The dairy industry is broken. There are farmers who are now forced off their land. Many dairy farmers have been hurled into a storm of out of control situations, like drought, high input costs, an unsustainable farm gate price, bankruptcy or loss of soil fertility. Lands have become barren and economies have collapsed.

Now is the time to face real issues and ponder how they make us feel. Every person has to deal with the range of human emotions that stir up, like heartbreak, anger, rage, guilt, shame, regret etc., and gather the courage to process these emotions, and ultimately let them go.

What is needed is more compassion, more understanding, more unconditional love, and certainly more forgiveness for ourselves and others. This is about learning what power really is, what it isn’t, and learning to own it and use it wisely.

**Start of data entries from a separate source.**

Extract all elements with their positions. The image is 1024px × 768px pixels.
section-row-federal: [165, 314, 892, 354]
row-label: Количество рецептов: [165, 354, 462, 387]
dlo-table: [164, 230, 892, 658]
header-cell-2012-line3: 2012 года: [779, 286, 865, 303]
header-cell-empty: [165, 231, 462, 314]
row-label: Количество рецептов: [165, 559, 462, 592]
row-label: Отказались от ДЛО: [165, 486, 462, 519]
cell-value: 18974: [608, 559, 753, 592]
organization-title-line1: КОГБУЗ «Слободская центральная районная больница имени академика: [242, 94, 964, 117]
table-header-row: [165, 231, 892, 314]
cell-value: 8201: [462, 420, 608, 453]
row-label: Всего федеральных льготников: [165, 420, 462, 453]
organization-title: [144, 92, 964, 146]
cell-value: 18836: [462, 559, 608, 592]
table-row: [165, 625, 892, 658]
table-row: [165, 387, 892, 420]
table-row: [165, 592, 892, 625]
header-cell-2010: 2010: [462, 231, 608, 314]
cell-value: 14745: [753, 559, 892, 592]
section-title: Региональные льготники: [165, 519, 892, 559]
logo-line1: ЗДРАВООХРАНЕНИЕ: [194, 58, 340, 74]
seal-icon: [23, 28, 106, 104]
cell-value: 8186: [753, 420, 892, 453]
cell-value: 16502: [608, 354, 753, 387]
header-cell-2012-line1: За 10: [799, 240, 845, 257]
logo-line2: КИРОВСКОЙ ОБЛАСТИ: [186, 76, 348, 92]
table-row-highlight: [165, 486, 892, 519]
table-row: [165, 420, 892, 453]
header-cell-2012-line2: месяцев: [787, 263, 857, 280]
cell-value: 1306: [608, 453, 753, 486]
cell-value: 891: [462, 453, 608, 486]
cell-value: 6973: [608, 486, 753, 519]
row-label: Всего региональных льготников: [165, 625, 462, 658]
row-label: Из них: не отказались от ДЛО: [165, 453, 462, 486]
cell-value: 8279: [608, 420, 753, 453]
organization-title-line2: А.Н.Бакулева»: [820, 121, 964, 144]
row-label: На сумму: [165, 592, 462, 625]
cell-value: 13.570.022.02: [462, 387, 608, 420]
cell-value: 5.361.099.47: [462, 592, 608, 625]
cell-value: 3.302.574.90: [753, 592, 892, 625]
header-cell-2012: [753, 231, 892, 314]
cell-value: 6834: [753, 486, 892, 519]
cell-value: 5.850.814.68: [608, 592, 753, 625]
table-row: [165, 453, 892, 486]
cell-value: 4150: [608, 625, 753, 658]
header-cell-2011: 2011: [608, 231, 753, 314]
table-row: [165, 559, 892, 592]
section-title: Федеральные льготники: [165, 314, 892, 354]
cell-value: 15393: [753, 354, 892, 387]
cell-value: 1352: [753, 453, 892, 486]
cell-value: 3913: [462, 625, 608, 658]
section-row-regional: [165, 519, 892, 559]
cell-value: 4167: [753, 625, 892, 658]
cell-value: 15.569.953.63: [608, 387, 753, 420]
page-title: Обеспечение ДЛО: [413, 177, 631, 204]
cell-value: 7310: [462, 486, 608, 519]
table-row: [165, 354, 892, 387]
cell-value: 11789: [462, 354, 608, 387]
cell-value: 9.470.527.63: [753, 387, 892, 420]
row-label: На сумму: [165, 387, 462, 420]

People who advocate for raw drinking milk may also be required to deal with intense feelings, and find new inner reserves of strength. We are dealing with a traditional food enjoyed for thousands of years, more recently associated with a great deal of fear-mongering, criminal behaviour and shame. There is going to come a time when advocates have to show by real actions what they support and believe in. Are you really ready to do it? What fears are holding you back from actually walking your talk in front of your friends, family, colleagues

and broader society? What is holding you hostage? Why aren’t you lobbying? Is there really someone waiting to ruin your career, business or finances, or to take your children away from you?

We are going to have to train ourselves to look at these issues, and the reactions they stir in us, as an invitation for personal growth.

Other nations who now enjoy thriving raw dairy industries have had to make similar journeys of psychological transformations on an individual level.

They too have had to deal with the fear-dredging ways of those who have anointed themselves as social morality judges, and other authority figures who have made intimidating comments about the scary things that may potentially happen.

These challenges are not supposed to be experienced as permanent hardship. If we do our individual inner work, we may in time reach a situation in Australia where raw drinking milk is just another food that people can choose to consume, or not.

What’s next?

We are now in a deconstruction and deprogramming phase, and will eventually commence reconstruction.

The next phase of our evolutionary development involves progressing in a community-focussed, egalitarian and collaborating way.

It will involve inclusion and wellbeing of all.

Clinical psychologist of 30 years Heather Ensworth Ph.D, describes the time of awakening and transformation in this video, as about being nurturing and loving to ourselves and to each other, and learning to embrace interconnectedness and interdependence. It’s about our capacity to live from a place of compassion, and to let our actions and our systems be shaped by wisdom. It’s about being in right relationship with each other, and understanding that sacredness resides in all of life. She says if we can integrate this, we will learn to treat everything with reverence. This is perhaps part of the new and healthier way of life that millennials and vegans are so idealistic about.

We have the capacity to emerge from this time in radically new ways.

Now is a time for an evolutionary leap.